Any ranking is bound to touch a nerve, but Vulture’s new ranking of “The Most Powerful Drag Queens in America,” which also appeared in New York Magazine, seems especially shady. Online, backlash to the ranking has been swift and fierce, with RuPaul’s Drag Race queens — including many on the list — reading the editors for filth.
For starters, many of the drag queen bios contained inaccuracies, with Vulture later adding a footnote attributing the “incorrect” bio blurbs to a “production issue.”
Alaska on Season 6? Fame on Season 2? Aja on All Stars 4? Laqueer on Season 10?
Did anyone fact check this? pic.twitter.com/PZF4OCJBsB
— ?van Ross Katz (@evanrosskatz) June 10, 2019
Even more egregious, perhaps, is that the ranking categorizes any queens who didn’t make the “Top 20” into four progressively shady “power peer groups”: The Tops, The Upper Tier, The Mid-Tier, and The Bottoms. That irritated All Stars 2 queen Phi Phi O’Hara — who, incidentally, also saw that her bio was incorrect.
I havent lived in Chicago for 8 years……I'm not even from there.
I literally rebuilt roofs in Puerto Rico but am just left as villain. @vulture not only doesnt do their research, but have the nerve to RANK queens!? You fucking rank them and then called some THE BOTTOMS? Rude! pic.twitter.com/7dC6cYOrfJ
— Jaremi Carey (@PhiPhiOhara) June 10, 2019
Meanwhile, Season 7 winner Violet Chachki — #16 on the list — took issue with the aesthetic choices.
these publications that think photographing drag queens in poor lighting with no retouching is somehow interesting or avant- grade is literally homophobia.
— Violet Chachki (@VioletChachki) June 10, 2019
Shangela took the middle ground. “I don’t really get into rankings,” she wrote on Instagram. “I think that just by being a Drag Queen we’re all pretty powerful. But THANK YOU @vulture for this cool write up in ur “Most Powerful Drag Queens in America.” I told y’all … i Came to WERQ.
To hear Season 4 contestant Willam tell it, the queens who were photographed for the feature didn’t realize they would be ranked, meaning the so-called “Bottoms” probably had no idea they’d be labeled as such — with, you know, their sexual roles notwithstanding.
No one told us they were gonna be ranking us but hey press is press. @vulture
— Willam (@willam) June 10, 2019
And though Vulture’s preamble makes it clear the judges were ranking only Drag Race contestants, the headline called these 100 honorees the “Most Powerful Drag Queens in America,” which made for some glaring omissions, as All Stars 4 co-winner Monét X Change pointed out.
Also I’m just seeing this goddamn list!

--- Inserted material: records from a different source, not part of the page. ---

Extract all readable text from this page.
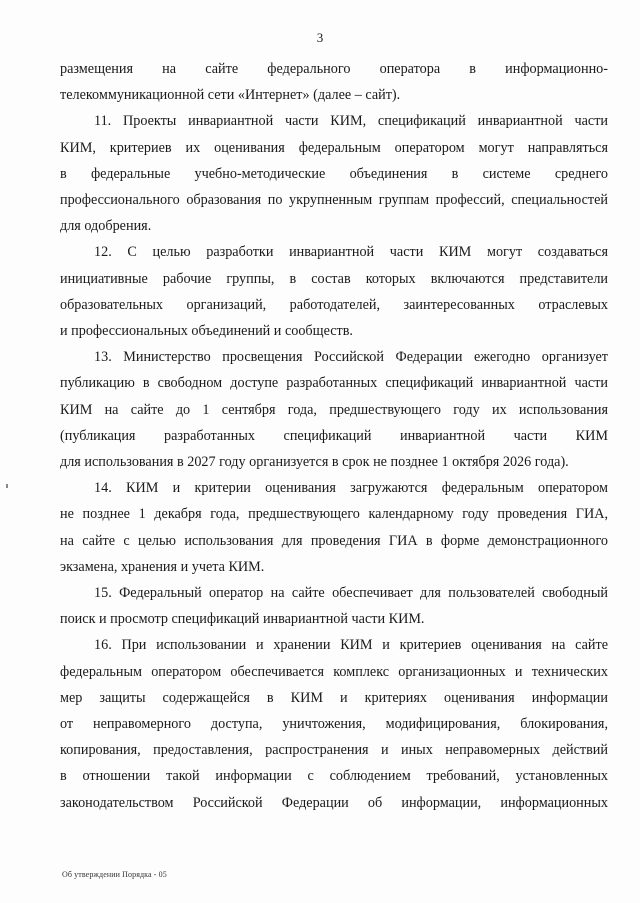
3

размещения на сайте федерального оператора в информационно-
телекоммуникационной сети «Интернет» (далее – сайт).

11. Проекты инвариантной части КИМ, спецификаций инвариантной части
КИМ, критериев их оценивания федеральным оператором могут направляться
в федеральные учебно-методические объединения в системе среднего
профессионального образования по укрупненным группам профессий, специальностей
для одобрения.

12. С целью разработки инвариантной части КИМ могут создаваться
инициативные рабочие группы, в состав которых включаются представители
образовательных организаций, работодателей, заинтересованных отраслевых
и профессиональных объединений и сообществ.

13. Министерство просвещения Российской Федерации ежегодно организует
публикацию в свободном доступе разработанных спецификаций инвариантной части
КИМ на сайте до 1 сентября года, предшествующего году их использования
(публикация разработанных спецификаций инвариантной части КИМ
для использования в 2027 году организуется в срок не позднее 1 октября 2026 года).

14. КИМ и критерии оценивания загружаются федеральным оператором
не позднее 1 декабря года, предшествующего календарному году проведения ГИА,
на сайте с целью использования для проведения ГИА в форме демонстрационного
экзамена, хранения и учета КИМ.

15. Федеральный оператор на сайте обеспечивает для пользователей свободный
поиск и просмотр спецификаций инвариантной части КИМ.

16. При использовании и хранении КИМ и критериев оценивания на сайте
федеральным оператором обеспечивается комплекс организационных и технических
мер защиты содержащейся в КИМ и критериях оценивания информации
от неправомерного доступа, уничтожения, модифицирования, блокирования,
копирования, предоставления, распространения и иных неправомерных действий
в отношении такой информации с соблюдением требований, установленных
законодательством Российской Федерации об информации, информационных

Об утверждении Порядка - 05
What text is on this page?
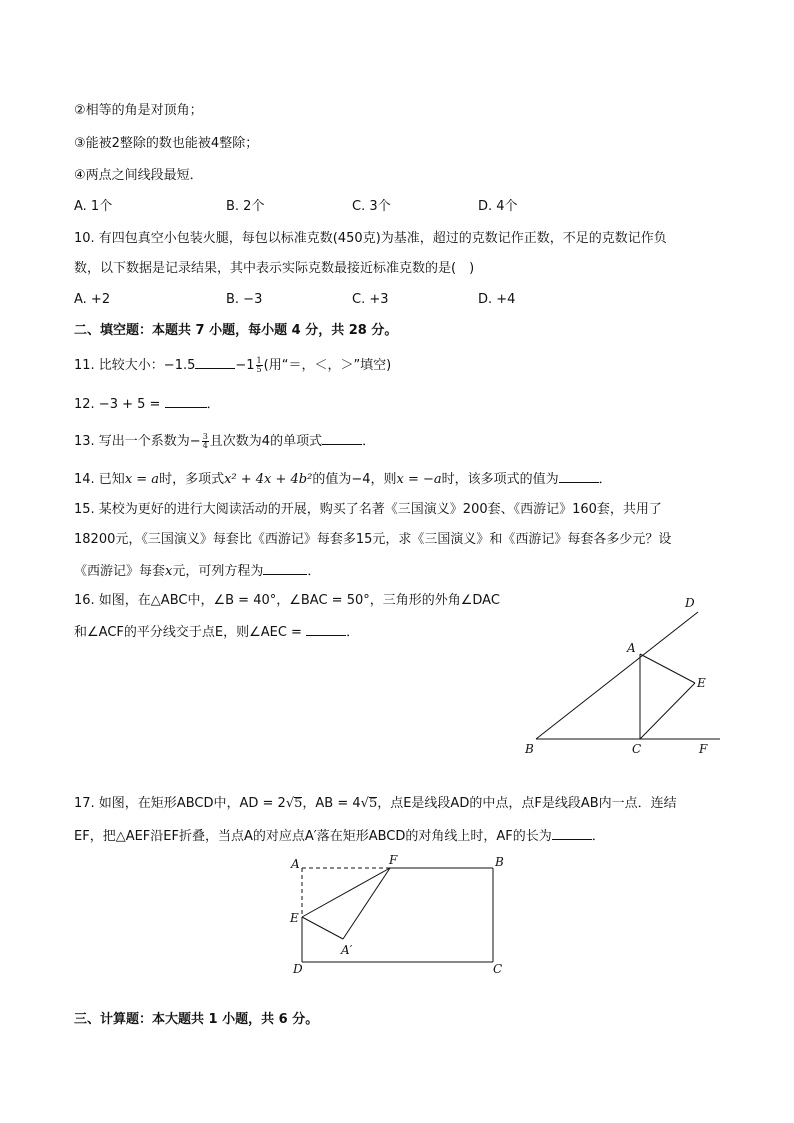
②相等的角是对顶角；
③能被2整除的数也能被4整除；
④两点之间线段最短．
A. 1个	B. 2个	C. 3个	D. 4个
10. 有四包真空小包装火腿，每包以标准克数(450克)为基准，超过的克数记作正数，不足的克数记作负
数，以下数据是记录结果，其中表示实际克数最接近标准克数的是(　)
A. +2	B. −3	C. +3	D. +4
二、填空题：本题共 7 小题，每小题 4 分，共 28 分。
11. 比较大小：−1.5	$-1 \frac{1}{5}$ (用“＝，＜，＞”填空)
12. −3 + 5 =	．
13. 写出一个系数为− $\frac{3}{4}$ 且次数为4的单项式	．
14. 已知x = a时，多项式x² + 4x + 4b²的值为−4，则x = −a时，该多项式的值为	．
15. 某校为更好的进行大阅读活动的开展，购买了名著《三国演义》200套、《西游记》160套，共用了
18200元，《三国演义》每套比《西游记》每套多15元，求《三国演义》和《西游记》每套各多少元？设
《西游记》每套x元，可列方程为	．
16. 如图，在△ABC中，∠B = 40°，∠BAC = 50°，三角形的外角∠DAC
和∠ACF的平分线交于点E，则∠AEC =	．
D
A
E
B	C	F
17. 如图，在矩形ABCD中，AD = 2√5，AB = 4√5，点E是线段AD的中点，点F是线段AB内一点．连结
EF，把△AEF沿EF折叠，当点A的对应点A′落在矩形ABCD的对角线上时，AF的长为	．
A	F	B
E
A′
D	C
三、计算题：本大题共 1 小题，共 6 分。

Fuck @vulture and their rankings. If you’re gunna rank “the most powerful Drag Queens in America”…where are the Sherry Vine’s, the Jackie Beat’s, the Coco Peru’s, Bunny, Peaches!? Our successes are birthed on the backs of their pains.
— Monét X Change (@monetxchange) June 10, 2019
Season 8 fan fave Kim Chi, meanwhile, thinks turnabout should be fair play.
Hey everyone! As someone who has never written a news article or even have any experience in journalism, I decided to rank all the writers over at @vulture. The ranks will be arbitrary and it too shall be poorly written. All I ask is someone to take awful photos these writers?
— Kim Chi (@KimChi_Chic) June 11, 2019
And with that, the library is closed.